Opened in 2005, the Shoah Memorial, or Memorial de la Shoah, is a museum located in the Marais, Paris’ 4th arrondissement, dedicated to the 76,000 French Jews deported from France to Nazi concentration camps during World War II. Honoring their memory through a series of poignant monuments and focusing on educating the public about the harrowing truths of the Holocaust, the museum is one of the country’s most moving tributes to its Jewish population.
Exhibits are centered around a number of memorials including the moving Wall of Names, a series of tall stone plinths listing the names and dates of French Jews lost in the war. The Crypt, a huge Star of David carved out of black marble, is a symbolic tomb for the millions of unburied Jews, containing ashes recovered from the concentration camps, and the heartrending Children’s Memorial showcases eerily lit photographs of some of the 11,000 children murdered.

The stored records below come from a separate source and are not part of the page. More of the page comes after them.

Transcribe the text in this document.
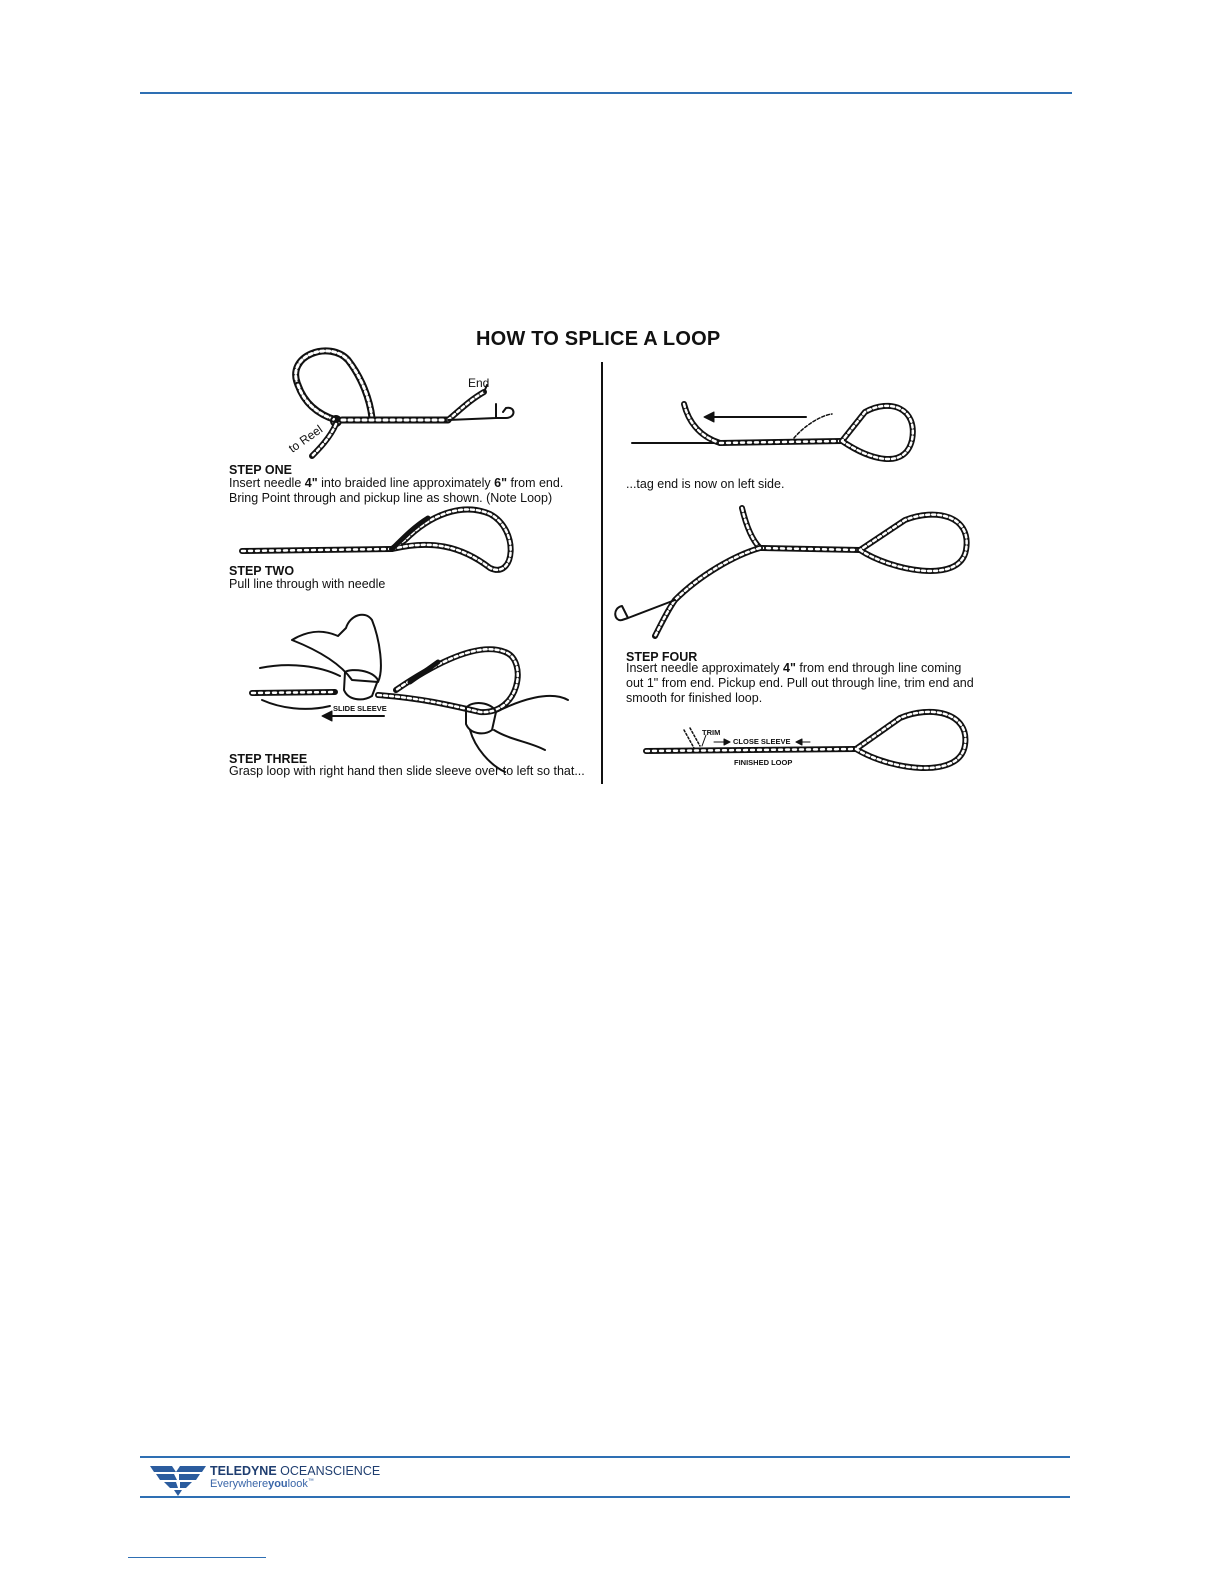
HOW TO SPLICE A LOOP
End
to Reel
SLIDE SLEEVE
TRIM
CLOSE SLEEVE
FINISHED LOOP
STEP ONE
Insert needle 4" into braided line approximately 6" from end.
Bring Point through and pickup line as shown. (Note Loop)
STEP TWO
Pull line through with needle
STEP THREE
Grasp loop with right hand then slide sleeve over to left so that...
...tag end is now on left side.
STEP FOUR
Insert needle approximately 4" from end through line coming
out 1" from end. Pickup end. Pull out through line, trim end and
smooth for finished loop.
TELEDYNE OCEANSCIENCE
Everywhereyoulook™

The strikingly effective installations are set against a permanent exhibition of artifacts, photographs and letters reclaimed from the camps, including video testimonies from the some of the 2,500 surviving French Jews, a library and a detailed history of anti-Semitic persecution.
Among the disturbing accounts though, there remains an optimistic outlook, with the focus finally shifting to the recovery of France’s Jewish community and modern day society, and the Memorial mission proclaimed as ‘Understanding the past to brighten the future’.